First of all, I have to commend whichever ward's Christmas party we stumbled into—because the stake center was a hip-hop-happening place! They were having a pancake breakfast (which smelled delicious, but was a sign we were in the wrong place) and they had a cookie decorating station set up (a sign that we were perhaps in the right place) and all sorts of fun things going on. Noticing our confusion (and general not-quite-fitting-in demeanor), someone came up to us and asked us if we meant to be at the ward party or the stake primary party.

The latter! 

They invited us to join them, said they'd love to have us, and had plenty of everything to go around...but also pulled up the email about the primary party so they could verify the details for us. 

So nice of them...and entirely our bad. We should have read more carefully.

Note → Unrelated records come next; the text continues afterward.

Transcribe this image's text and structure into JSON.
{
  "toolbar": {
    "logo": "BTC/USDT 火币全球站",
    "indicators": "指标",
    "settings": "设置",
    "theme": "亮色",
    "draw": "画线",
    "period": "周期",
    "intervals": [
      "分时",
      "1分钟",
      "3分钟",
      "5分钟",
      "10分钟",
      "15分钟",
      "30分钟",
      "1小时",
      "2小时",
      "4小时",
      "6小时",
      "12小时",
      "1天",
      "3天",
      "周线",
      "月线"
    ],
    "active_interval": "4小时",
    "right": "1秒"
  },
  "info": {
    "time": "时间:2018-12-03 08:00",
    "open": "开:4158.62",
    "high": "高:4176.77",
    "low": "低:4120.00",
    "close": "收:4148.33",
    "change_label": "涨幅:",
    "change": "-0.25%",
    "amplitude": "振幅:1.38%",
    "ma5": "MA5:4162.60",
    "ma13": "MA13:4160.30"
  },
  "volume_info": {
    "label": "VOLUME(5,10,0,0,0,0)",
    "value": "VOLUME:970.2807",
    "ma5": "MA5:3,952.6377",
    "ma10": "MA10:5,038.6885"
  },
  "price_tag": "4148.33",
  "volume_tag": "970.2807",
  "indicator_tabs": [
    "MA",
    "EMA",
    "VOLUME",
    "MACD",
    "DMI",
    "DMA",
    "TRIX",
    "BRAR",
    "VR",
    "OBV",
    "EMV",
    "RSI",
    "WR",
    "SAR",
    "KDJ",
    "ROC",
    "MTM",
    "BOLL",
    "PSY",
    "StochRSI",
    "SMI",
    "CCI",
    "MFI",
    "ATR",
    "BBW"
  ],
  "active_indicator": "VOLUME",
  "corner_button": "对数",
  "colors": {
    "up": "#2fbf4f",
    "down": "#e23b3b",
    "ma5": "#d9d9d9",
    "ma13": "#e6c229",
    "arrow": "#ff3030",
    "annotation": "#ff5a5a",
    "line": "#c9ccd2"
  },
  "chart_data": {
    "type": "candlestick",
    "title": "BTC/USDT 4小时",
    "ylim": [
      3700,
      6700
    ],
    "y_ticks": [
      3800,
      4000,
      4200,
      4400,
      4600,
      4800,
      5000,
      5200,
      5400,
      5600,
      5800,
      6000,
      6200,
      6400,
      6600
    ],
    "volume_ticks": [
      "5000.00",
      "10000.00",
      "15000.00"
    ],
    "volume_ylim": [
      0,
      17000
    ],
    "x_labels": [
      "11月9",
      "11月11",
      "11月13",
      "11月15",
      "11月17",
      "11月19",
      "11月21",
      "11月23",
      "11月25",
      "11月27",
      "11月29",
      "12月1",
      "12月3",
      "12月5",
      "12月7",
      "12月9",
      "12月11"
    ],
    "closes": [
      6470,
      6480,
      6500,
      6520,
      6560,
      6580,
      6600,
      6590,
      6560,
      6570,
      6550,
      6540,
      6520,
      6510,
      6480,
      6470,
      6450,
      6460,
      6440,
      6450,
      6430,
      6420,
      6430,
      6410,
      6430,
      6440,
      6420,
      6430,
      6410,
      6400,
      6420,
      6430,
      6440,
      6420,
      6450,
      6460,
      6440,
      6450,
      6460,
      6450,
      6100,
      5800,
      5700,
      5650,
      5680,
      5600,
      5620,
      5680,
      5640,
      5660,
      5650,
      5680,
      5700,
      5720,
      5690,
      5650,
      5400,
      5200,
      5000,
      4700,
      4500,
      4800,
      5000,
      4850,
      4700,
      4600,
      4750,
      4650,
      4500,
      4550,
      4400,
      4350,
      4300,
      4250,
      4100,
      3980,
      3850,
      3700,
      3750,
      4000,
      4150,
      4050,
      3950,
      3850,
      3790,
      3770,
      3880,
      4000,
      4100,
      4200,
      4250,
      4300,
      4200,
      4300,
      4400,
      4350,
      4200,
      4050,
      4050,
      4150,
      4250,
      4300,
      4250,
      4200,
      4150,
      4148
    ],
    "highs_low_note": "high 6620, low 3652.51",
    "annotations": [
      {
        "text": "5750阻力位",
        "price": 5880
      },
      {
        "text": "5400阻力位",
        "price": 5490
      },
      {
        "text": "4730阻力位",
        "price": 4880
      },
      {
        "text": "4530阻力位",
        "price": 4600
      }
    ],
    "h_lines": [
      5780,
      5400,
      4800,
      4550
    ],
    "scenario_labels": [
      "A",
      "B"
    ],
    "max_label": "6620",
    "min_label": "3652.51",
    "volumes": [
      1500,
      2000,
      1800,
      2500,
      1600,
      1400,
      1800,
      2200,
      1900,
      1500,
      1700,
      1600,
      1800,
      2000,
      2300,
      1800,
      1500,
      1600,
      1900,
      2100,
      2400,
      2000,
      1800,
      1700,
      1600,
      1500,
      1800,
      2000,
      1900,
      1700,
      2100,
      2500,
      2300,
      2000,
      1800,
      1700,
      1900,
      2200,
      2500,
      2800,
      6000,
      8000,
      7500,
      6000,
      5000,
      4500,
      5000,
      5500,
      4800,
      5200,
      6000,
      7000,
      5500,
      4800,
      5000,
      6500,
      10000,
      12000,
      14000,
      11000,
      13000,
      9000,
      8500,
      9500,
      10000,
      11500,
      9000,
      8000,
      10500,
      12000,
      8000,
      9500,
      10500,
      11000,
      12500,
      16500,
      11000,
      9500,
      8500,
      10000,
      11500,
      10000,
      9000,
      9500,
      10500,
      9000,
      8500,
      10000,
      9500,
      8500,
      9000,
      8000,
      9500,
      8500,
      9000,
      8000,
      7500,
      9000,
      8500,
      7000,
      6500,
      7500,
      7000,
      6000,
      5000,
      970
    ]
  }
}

We arrived at the right building fashionably late, but it didn't even matter because—let me tell you—my hat is off to this primary presidency. They plan the sweetest little activities. It honestly doesn't matter if you're 15 minutes late because you've missed nothing. They typically have little rooms set up for the kids to filter through at will. However long the kids are engaged in the activity is how long they're welcome to stay in the room. So if you're late, you just hop in somewhere and start having fun. It works very well! Especially, I think, for a situation like ours where people are sometimes travelling quite a distance to be there...and/or then drive to the wrong building first.

Today they had a little crafting room where the kids put together an ornament of Baby Jesus:



They had a cookie decorating room with gingerbread to decorate and lots of other snacks (including the promised hot chocolate—this event was touted as "Cookies, Cocoa, and Carols"). 


Then they had some game rooms set up. One seemed to be a snowball throwing game (the room was full of pompoms) and another was drop-in bingo (you could stay to play until you got bingo—the kids had little Christmas stamps they could use on their papers). It was a great time!

Toward the end they gathered all the children to practice singing the songs they'll be singing tomorrow and...yeah! It was a lovely morning. 

When I thanked Sister Branum for her wonderful planning, she explained that she has some extremely shy children who take a while to get into activities and get flustered when they're told to stop and move on, so that's why she goes for more of an "open concept" rather than a station-based model or something. It's great and has worked well the last few activities we've gone to.

1 comment:

  1. Wow! Great idea! To just let stay as long as they want to. Now that I am reading about it, it seems like a no-brainer, and yet is a totally new idea to me! (From your dear mother.)